NASA makes nearly 8,000 Earth science data products freely and openly available to all users. NASA is committed to accelerating open science by making these key data products easier to discover and use. NASA achieves this goal by providing and maintaining high quality metadata through the Common Metadata Repository (CMR).
Through its Analysis and Review of the CMR Project, NASA's Interagency Implementation and Advanced Concepts Team (IMPACT) conducts metadata quality assessments of CMR records. ARC conducts these assessments using a framework that consists of a series of automated and manual checks of metadata attributes. The assessments are shared with data providers, who work to improve the metadata quality over time.
As a result, IMPACT developed pyQuARC, an open source, Python-based library that automates the ARC assessment framework as much as possible and demonstrates the ARC team's commitment to open science and open source software. The tool reads and evaluates metadata records with a focus on the consistency and robustness of the metadata. pyQuARC also ensures that information common to both the data product and the file-level metadata are consistent and compatible. For example, a check is performed to ensure the spatial extent specified in the data product’s metadata encompasses the cumulative extent of the individual data files.

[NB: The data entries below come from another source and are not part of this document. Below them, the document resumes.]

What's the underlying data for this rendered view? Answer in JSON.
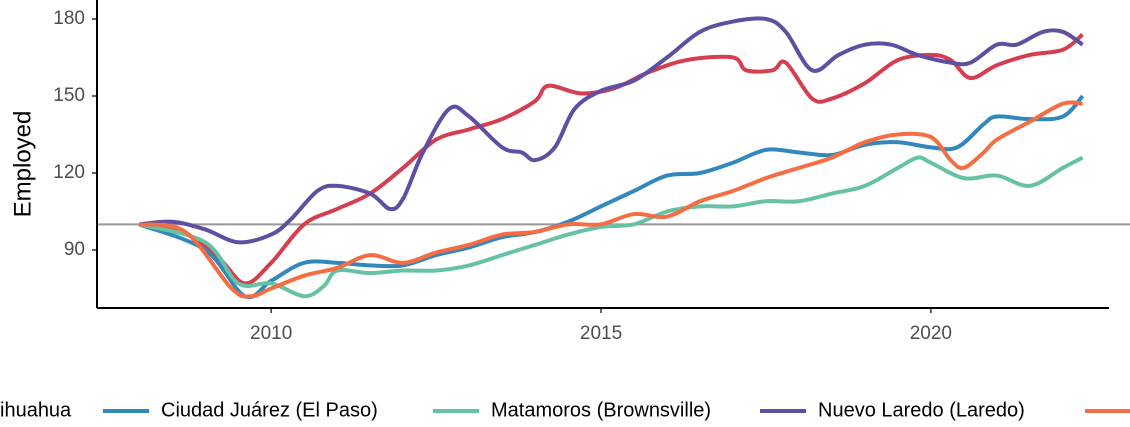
{
  "chart_data": {
    "type": "line",
    "y_label": "Employed",
    "xlim": [
      2007.36,
      2022.7
    ],
    "xticks": [
      2010,
      2015,
      2020
    ],
    "ylim": [
      67.4,
      187.4
    ],
    "yticks": [
      90,
      120,
      150,
      180
    ],
    "hline": 100,
    "hline_color": "#999999",
    "grid": false,
    "legend": "bottom",
    "series": [
      {
        "name": "ihuahua",
        "color": "#d53e4f",
        "x": [
          2008,
          2008.6,
          2009.2,
          2009.6,
          2010,
          2010.5,
          2011,
          2011.5,
          2012,
          2012.5,
          2013,
          2013.5,
          2014,
          2014.2,
          2014.7,
          2015.2,
          2015.7,
          2016.3,
          2017,
          2017.2,
          2017.6,
          2017.8,
          2018.2,
          2018.5,
          2019,
          2019.5,
          2020,
          2020.3,
          2020.6,
          2021,
          2021.5,
          2022,
          2022.3
        ],
        "values": [
          100,
          98,
          87,
          77,
          85,
          100,
          106,
          112,
          122,
          133,
          137,
          141,
          148,
          154,
          151,
          153,
          159,
          164,
          165,
          160,
          160,
          163,
          149,
          149,
          155,
          164,
          166,
          164,
          157,
          162,
          166,
          168,
          174
        ]
      },
      {
        "name": "Ciudad Juárez (El Paso)",
        "color": "#3288bd",
        "x": [
          2008,
          2009,
          2009.6,
          2010,
          2010.5,
          2011,
          2011.5,
          2012,
          2012.5,
          2013,
          2013.5,
          2014,
          2014.5,
          2015,
          2015.5,
          2016,
          2016.5,
          2017,
          2017.5,
          2018,
          2018.5,
          2019,
          2019.5,
          2020,
          2020.4,
          2020.8,
          2021,
          2021.5,
          2022,
          2022.3
        ],
        "values": [
          100,
          90,
          72,
          78,
          85,
          85,
          84,
          84,
          88,
          91,
          95,
          97,
          101,
          107,
          113,
          119,
          120,
          124,
          129,
          128,
          127,
          131,
          132,
          130,
          130,
          139,
          142,
          141,
          142,
          150
        ]
      },
      {
        "name": "Matamoros (Brownsville)",
        "color": "#66c2a5",
        "x": [
          2008,
          2009,
          2009.5,
          2010,
          2010.5,
          2010.8,
          2011,
          2011.5,
          2012,
          2012.5,
          2013,
          2013.5,
          2014,
          2014.5,
          2015,
          2015.5,
          2016,
          2016.5,
          2017,
          2017.5,
          2018,
          2018.5,
          2019,
          2019.5,
          2019.8,
          2020,
          2020.5,
          2021,
          2021.5,
          2022,
          2022.3
        ],
        "values": [
          100,
          93,
          77,
          77,
          72,
          76,
          82,
          81,
          82,
          82,
          84,
          88,
          92,
          96,
          99,
          100,
          105,
          107,
          107,
          109,
          109,
          112,
          115,
          122,
          126,
          124,
          118,
          119,
          115,
          122,
          126
        ]
      },
      {
        "name": "Nuevo Laredo (Laredo)",
        "color": "#5e4fa2",
        "x": [
          2008,
          2008.5,
          2009,
          2009.5,
          2010,
          2010.3,
          2010.7,
          2011,
          2011.5,
          2011.8,
          2012,
          2012.3,
          2012.7,
          2013,
          2013.5,
          2013.8,
          2014,
          2014.3,
          2014.6,
          2015,
          2015.5,
          2016,
          2016.5,
          2017,
          2017.5,
          2017.8,
          2018.2,
          2018.6,
          2019,
          2019.4,
          2019.8,
          2020.3,
          2020.6,
          2021,
          2021.3,
          2021.7,
          2022,
          2022.3
        ],
        "values": [
          100,
          101,
          98,
          93,
          96,
          102,
          113,
          115,
          112,
          106,
          110,
          128,
          145,
          142,
          130,
          128,
          125,
          130,
          145,
          152,
          156,
          165,
          175,
          179,
          180,
          175,
          160,
          166,
          170,
          170,
          166,
          163,
          163,
          170,
          170,
          175,
          175,
          170
        ]
      },
      {
        "color": "#f46d43",
        "x": [
          2008,
          2008.7,
          2009.4,
          2009.7,
          2010,
          2010.5,
          2011,
          2011.5,
          2012,
          2012.5,
          2013,
          2013.5,
          2014,
          2014.5,
          2015,
          2015.5,
          2016,
          2016.5,
          2017,
          2017.5,
          2018,
          2018.5,
          2019,
          2019.5,
          2020,
          2020.3,
          2020.5,
          2020.8,
          2021,
          2021.5,
          2022,
          2022.3
        ],
        "values": [
          100,
          97,
          75,
          72,
          75,
          80,
          83,
          88,
          85,
          89,
          92,
          96,
          97,
          100,
          100,
          104,
          103,
          109,
          113,
          118,
          122,
          126,
          132,
          135,
          134,
          125,
          122,
          128,
          133,
          140,
          147,
          147
        ]
      }
    ]
  }
}
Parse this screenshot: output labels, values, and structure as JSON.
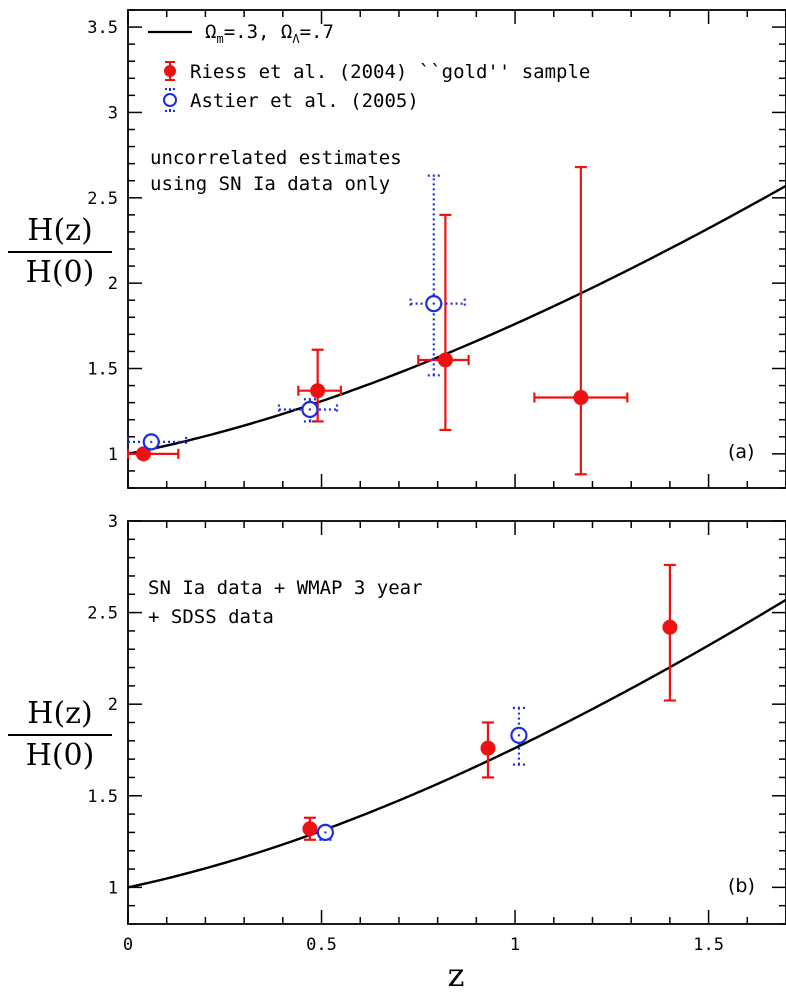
{
  "colors": {
    "riess": "#ee1111",
    "astier": "#1a2fe0",
    "model": "#000000"
  },
  "chart_data": [
    {
      "type": "scatter",
      "panel_label": "(a)",
      "xlabel": "z",
      "ylabel_num": "H(z)",
      "ylabel_den": "H(0)",
      "xlim": [
        0,
        1.7
      ],
      "ylim": [
        0.8,
        3.6
      ],
      "xticks": [
        "0",
        "0.5",
        "1",
        "1.5"
      ],
      "xtick_values": [
        0,
        0.5,
        1,
        1.5
      ],
      "yticks": [
        "1",
        "1.5",
        "2",
        "2.5",
        "3",
        "3.5"
      ],
      "ytick_values": [
        1,
        1.5,
        2,
        2.5,
        3,
        3.5
      ],
      "annotation": [
        "uncorrelated estimates",
        "using SN Ia data only"
      ],
      "legend": {
        "model": {
          "name": "Ω",
          "sub_m": "m",
          "part1": "=.3,  Ω",
          "sub_l": "Λ",
          "part2": "=.7"
        },
        "riess": "Riess et al. (2004) ``gold'' sample",
        "astier": "Astier et al. (2005)"
      },
      "model_curve": {
        "omega_m": 0.3,
        "omega_lambda": 0.7
      },
      "series": [
        {
          "name": "Riess et al. (2004) ``gold'' sample",
          "marker": "filled-circle",
          "points": [
            {
              "x": 0.04,
              "y": 1.0,
              "xlo": 0.0,
              "xhi": 0.13,
              "ylo": 1.0,
              "yhi": 1.0
            },
            {
              "x": 0.49,
              "y": 1.37,
              "xlo": 0.44,
              "xhi": 0.55,
              "ylo": 1.19,
              "yhi": 1.61
            },
            {
              "x": 0.82,
              "y": 1.55,
              "xlo": 0.75,
              "xhi": 0.88,
              "ylo": 1.14,
              "yhi": 2.4
            },
            {
              "x": 1.17,
              "y": 1.33,
              "xlo": 1.05,
              "xhi": 1.29,
              "ylo": 0.88,
              "yhi": 2.68
            }
          ]
        },
        {
          "name": "Astier et al. (2005)",
          "marker": "open-circle",
          "points": [
            {
              "x": 0.06,
              "y": 1.07,
              "xlo": 0.0,
              "xhi": 0.15,
              "ylo": 1.04,
              "yhi": 1.1
            },
            {
              "x": 0.47,
              "y": 1.26,
              "xlo": 0.39,
              "xhi": 0.54,
              "ylo": 1.19,
              "yhi": 1.32
            },
            {
              "x": 0.79,
              "y": 1.88,
              "xlo": 0.73,
              "xhi": 0.87,
              "ylo": 1.46,
              "yhi": 2.63
            }
          ]
        }
      ]
    },
    {
      "type": "scatter",
      "panel_label": "(b)",
      "xlabel": "z",
      "ylabel_num": "H(z)",
      "ylabel_den": "H(0)",
      "xlim": [
        0,
        1.7
      ],
      "ylim": [
        0.8,
        3.0
      ],
      "xticks": [
        "0",
        "0.5",
        "1",
        "1.5"
      ],
      "xtick_values": [
        0,
        0.5,
        1,
        1.5
      ],
      "yticks": [
        "1",
        "1.5",
        "2",
        "2.5",
        "3"
      ],
      "ytick_values": [
        1,
        1.5,
        2,
        2.5,
        3
      ],
      "annotation": [
        "SN Ia data + WMAP 3 year",
        "+ SDSS data"
      ],
      "model_curve": {
        "omega_m": 0.3,
        "omega_lambda": 0.7
      },
      "series": [
        {
          "name": "Riess et al. (2004) ``gold'' sample",
          "marker": "filled-circle",
          "points": [
            {
              "x": 0.47,
              "y": 1.32,
              "ylo": 1.26,
              "yhi": 1.38
            },
            {
              "x": 0.93,
              "y": 1.76,
              "ylo": 1.6,
              "yhi": 1.9
            },
            {
              "x": 1.4,
              "y": 2.42,
              "ylo": 2.02,
              "yhi": 2.76
            }
          ]
        },
        {
          "name": "Astier et al. (2005)",
          "marker": "open-circle",
          "points": [
            {
              "x": 0.51,
              "y": 1.3,
              "ylo": 1.26,
              "yhi": 1.33
            },
            {
              "x": 1.01,
              "y": 1.83,
              "ylo": 1.67,
              "yhi": 1.98
            }
          ]
        }
      ]
    }
  ]
}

pyQuARC flags opportunities to improve or add to contextual metadata information in order to help the user connect to relevant data products and frees up human evaluators to make more sophisticated assessments such as whether an abstract accurately describes the data and provides the correct contextual information. A well-documented data product with detailed and sufficient metadata is easier to find, easier to understand, and easier to use. As open source software, pyQuARC can be adapted and customized by a data provider to allow for quality checks that evolve with their needs, including checking metadata not included in CMR.